Some other alphabetical criteria are not supported because they involve nested optimization problems, and because they do not have an equivalence theorem that is based on the Gateaux derivative. These include:

  • E-optimal design. Minimum eigenvalue of the information matrix.
  • G-optimal design. Maximum predictive variance across the design region.
  • T-optimal design. Model discrimination via residuals.

Are there different variants of A-optimality?

Yes, and Kirstine.jl only implements one of them. Some authors define the objective function for locally A-optimal design as

\[\Objective(\DesignMeasure) = -\Trace[\tilde{A}(\Parameter_0)\NIMatrix^{-1}(\DesignMeasure,\Parameter_0)]\]

with a given positive definite matrix $\tilde{A}$ that may optionally depend on $\Parameter$. In Kirstine.jl, the matrix is given implicitly by $\tilde{A}(\Parameter) = \TotalDiff\Transformation'(\Parameter)\TotalDiff\Transformation(\Parameter)$, the Gram product of the transformation's Jacobian matrix.
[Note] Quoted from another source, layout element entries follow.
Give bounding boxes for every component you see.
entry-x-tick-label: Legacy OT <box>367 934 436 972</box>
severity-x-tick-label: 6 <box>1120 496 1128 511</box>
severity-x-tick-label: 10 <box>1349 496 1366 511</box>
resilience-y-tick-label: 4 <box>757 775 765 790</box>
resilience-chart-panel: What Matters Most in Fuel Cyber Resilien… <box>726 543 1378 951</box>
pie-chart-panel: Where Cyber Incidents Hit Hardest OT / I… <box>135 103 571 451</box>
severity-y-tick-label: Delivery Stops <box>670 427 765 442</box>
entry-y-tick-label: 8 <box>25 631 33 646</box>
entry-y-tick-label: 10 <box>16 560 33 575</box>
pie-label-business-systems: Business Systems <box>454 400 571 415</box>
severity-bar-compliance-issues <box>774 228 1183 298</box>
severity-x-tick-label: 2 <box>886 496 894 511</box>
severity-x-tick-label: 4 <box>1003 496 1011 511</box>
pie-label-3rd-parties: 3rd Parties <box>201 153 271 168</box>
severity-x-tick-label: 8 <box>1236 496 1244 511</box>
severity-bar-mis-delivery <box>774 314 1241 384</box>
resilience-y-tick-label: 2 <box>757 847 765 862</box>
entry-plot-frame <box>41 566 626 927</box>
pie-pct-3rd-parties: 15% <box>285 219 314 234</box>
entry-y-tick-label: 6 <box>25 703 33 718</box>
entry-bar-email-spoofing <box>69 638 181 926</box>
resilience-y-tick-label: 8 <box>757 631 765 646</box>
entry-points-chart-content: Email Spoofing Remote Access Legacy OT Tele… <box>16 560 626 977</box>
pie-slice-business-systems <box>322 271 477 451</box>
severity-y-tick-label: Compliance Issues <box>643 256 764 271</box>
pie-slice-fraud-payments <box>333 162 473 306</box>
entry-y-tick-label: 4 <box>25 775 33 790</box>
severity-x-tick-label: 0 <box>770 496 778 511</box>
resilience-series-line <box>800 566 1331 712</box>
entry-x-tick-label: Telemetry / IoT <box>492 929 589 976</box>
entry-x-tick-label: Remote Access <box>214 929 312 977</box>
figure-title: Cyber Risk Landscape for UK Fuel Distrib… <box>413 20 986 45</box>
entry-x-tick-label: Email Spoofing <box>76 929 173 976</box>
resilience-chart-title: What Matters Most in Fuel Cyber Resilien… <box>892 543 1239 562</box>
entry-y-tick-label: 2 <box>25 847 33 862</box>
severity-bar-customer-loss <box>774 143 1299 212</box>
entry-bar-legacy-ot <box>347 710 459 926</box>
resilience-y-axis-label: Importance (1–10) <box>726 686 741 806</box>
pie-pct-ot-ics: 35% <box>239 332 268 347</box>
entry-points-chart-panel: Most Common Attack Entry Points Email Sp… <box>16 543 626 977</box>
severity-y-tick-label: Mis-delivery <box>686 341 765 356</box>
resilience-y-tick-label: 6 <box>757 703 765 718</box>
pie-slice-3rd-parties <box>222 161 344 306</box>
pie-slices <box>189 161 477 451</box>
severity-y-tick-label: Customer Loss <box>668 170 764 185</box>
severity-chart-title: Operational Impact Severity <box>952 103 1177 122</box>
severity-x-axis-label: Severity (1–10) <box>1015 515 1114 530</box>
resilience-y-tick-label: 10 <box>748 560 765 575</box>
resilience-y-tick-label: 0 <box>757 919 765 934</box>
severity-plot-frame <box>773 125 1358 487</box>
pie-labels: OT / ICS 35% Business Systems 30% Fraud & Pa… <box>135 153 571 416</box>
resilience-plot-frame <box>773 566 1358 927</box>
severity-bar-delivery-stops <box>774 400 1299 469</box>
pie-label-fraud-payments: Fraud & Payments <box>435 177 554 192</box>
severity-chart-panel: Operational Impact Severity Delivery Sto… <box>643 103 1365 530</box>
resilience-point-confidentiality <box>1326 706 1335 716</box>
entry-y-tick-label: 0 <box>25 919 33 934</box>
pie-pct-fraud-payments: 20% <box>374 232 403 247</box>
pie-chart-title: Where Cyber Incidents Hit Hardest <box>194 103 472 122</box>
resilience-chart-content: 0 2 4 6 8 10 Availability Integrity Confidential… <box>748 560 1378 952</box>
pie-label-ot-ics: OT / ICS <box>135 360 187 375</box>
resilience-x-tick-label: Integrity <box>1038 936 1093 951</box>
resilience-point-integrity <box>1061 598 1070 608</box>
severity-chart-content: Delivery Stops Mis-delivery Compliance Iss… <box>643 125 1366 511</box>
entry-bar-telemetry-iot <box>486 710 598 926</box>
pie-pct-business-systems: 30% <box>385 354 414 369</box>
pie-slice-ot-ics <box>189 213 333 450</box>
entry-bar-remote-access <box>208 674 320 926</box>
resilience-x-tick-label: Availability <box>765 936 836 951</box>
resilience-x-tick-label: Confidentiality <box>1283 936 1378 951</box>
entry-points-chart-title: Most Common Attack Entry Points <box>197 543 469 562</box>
In some problems, however, $\tilde{A}$ does not come from a transformation, notably in I-optimal and V-optimal design.

Here, a slightly hacky work-around is to use Kirstine.jl's A-criterion together with the “pseudo-transformation”

DeltaMethod(θ -> cholesky(A_tilde(θ)).U)

which is nonsense semantically, but produces the desired objective function.

Troubleshooting

Unused keyword arguments

This warning occurs when you have not defined simplify_unique for your model, and have called simplify with unknown additional keyword arguments. You should check that you don't have misspelled one of the other keyword arguments.

Objective function produces NaNs

This is probably a bug in your Kirstine.jacobianmatrix! or DeltaMethod. Check that you handle potential divisions by zero by evaluating them at and near potential singularities. Make sure that the Identity transformation works before debugging the DeltaMethod. You could also compare derivatives to their autodiff versions.

Weight increases despite fixing it

With DirectMaximization, a fixedweight effectively just sets a lower bound. This is because during optimization, design points are not forced to be unique. When the solution is simplified afterwards, additional weight can be merged onto the initially fixed point.

How can I speed up convergence?

Design problems with a large number of prior draws can take considerable time to run, and even then may end up in a local maximum. Sometimes it can help to first solve a problem with a one-point prior (e.g. at the mean of the draws), and use this solution as the candidate for solving the original problem with the Exchange strategy.

Similarly, when you already have the solution to a Bayesian problem with the Identity posterior transformation, you can use it as the initial candidate for solving a DeltaMethod problem.